Upon joining the Nuggets, however, Gordon seemed immediately renewed, morphing from a mismatched, ball-dominant underachiever into a whirling dervish of aggressive defending and a high-flying freight train directed by Jokic’s maestro-like command of Denver’s offense. In the mere nine games that the Nuggets got with their fearsome foursome before Murray’s devastating ACL injury halted the Nuggets’ aspirations in their tracks, Gordon was almost comically efficient, shooting better than 70 percent from inside the arc, and the starting five (including Will Barton, signed to a surprisingly expensive, two-year, $30 million deal in the offseason) was, by far, the most effective in the league by almost any metric.

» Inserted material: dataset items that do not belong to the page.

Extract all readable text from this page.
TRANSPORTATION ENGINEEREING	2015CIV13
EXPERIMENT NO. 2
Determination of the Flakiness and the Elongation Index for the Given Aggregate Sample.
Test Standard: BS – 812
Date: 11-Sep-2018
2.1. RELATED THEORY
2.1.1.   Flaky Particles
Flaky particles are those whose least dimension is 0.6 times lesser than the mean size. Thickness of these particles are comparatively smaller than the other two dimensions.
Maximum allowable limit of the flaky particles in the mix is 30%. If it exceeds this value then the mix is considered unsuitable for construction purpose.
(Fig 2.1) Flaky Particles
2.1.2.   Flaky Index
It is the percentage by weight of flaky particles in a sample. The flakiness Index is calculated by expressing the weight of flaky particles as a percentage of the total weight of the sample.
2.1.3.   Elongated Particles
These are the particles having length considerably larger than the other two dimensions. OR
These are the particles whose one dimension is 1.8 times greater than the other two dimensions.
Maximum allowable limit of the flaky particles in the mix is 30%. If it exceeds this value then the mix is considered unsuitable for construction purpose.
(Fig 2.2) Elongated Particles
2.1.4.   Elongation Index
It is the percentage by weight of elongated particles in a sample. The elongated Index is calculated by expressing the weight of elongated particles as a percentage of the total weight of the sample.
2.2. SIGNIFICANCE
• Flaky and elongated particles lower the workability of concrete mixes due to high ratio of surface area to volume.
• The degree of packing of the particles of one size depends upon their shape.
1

As the Nuggets finally faded away while being swept by Phoenix in the conference semifinals, Gordon became a non-factor, averaging only nine points and under four rebounds per game. He’ll have to be much better than that until Murray returns at some point around the All-Star break. But Connelly and the Nuggets didn’t sign Gordon for four months; they signed him for four years, and when Murray returns, the Nuggets, if healthy, will have an opportunity to do something they’ve never done: get to the NBA Finals.

For a team that has proven that it’s willing to spend with the league’s best, it’s exactly the return they’ll expect on this investment.